I'm probably too late, but just in case you're still able to check tonight:
The lower half of the river should still be relatively paddle-worthy, just not very exciting. I would stay away from anything in the upper third for sure, as it will require a lot of boat-dragging through gravel bars and over or around low rapids. For the future, your best bet for exciting water is the upper third in late April or early May when the river is fed by spring storms. I would definitely avoid putting in above Pruitt, and would recommend going even farther down stream for your starting point this late in the year. If you start at Grinders Ferry, you will miss the inevitable cluster of activity that takes place at Tyler Bend State Park, and you'll be ahead of the hordes of larger groups that start their trip there.

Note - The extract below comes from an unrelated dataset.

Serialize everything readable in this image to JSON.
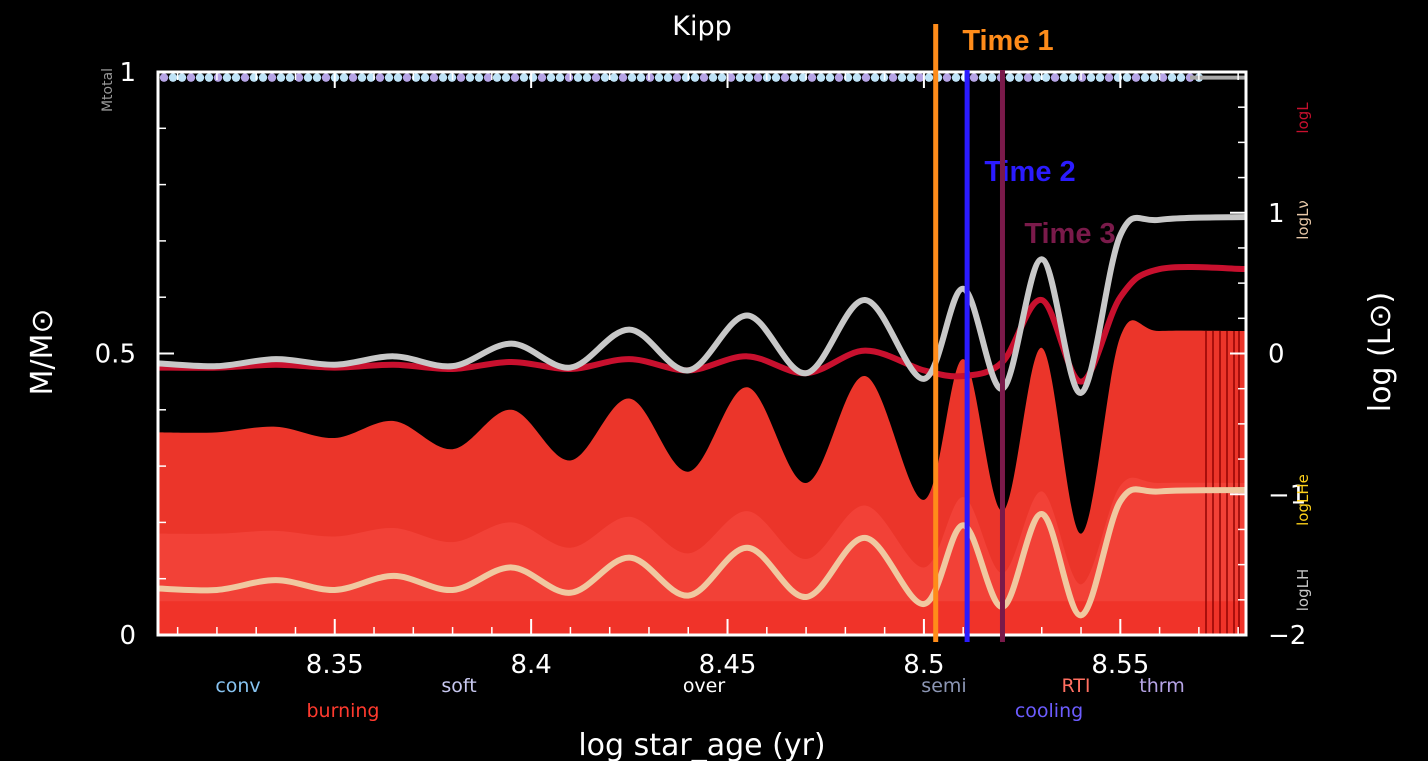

As far as a 'liesurly pace'... we've easily covered 15-18 miles in short days (sleep late, take our time packing up camp, start paddling around 10 or so, start looking for ideal campsites around 4:30 or 5:00 and stop when we find one.) If you really want to slow it down, you can probably shoot for 7-10 miles per day, stopping frequently, take a long lunch, stop early and enjoy an early evening campsite. If you travel TOO fast, you may find yourself at your destination a day ahead of the shuttle service dropping off your vehicle. That happened to us our first time, we paddled way faster than we thought we would, reached our last day's take out point the night before, had to spend the night at the noisy Maumee campground. So my advice is to end your day early if you have reached your day's mileage. Better to spend the evening relaxing in your private campsite than to hurry and push yourself for maximum mileage and wind up reaching your end point 18 hours early.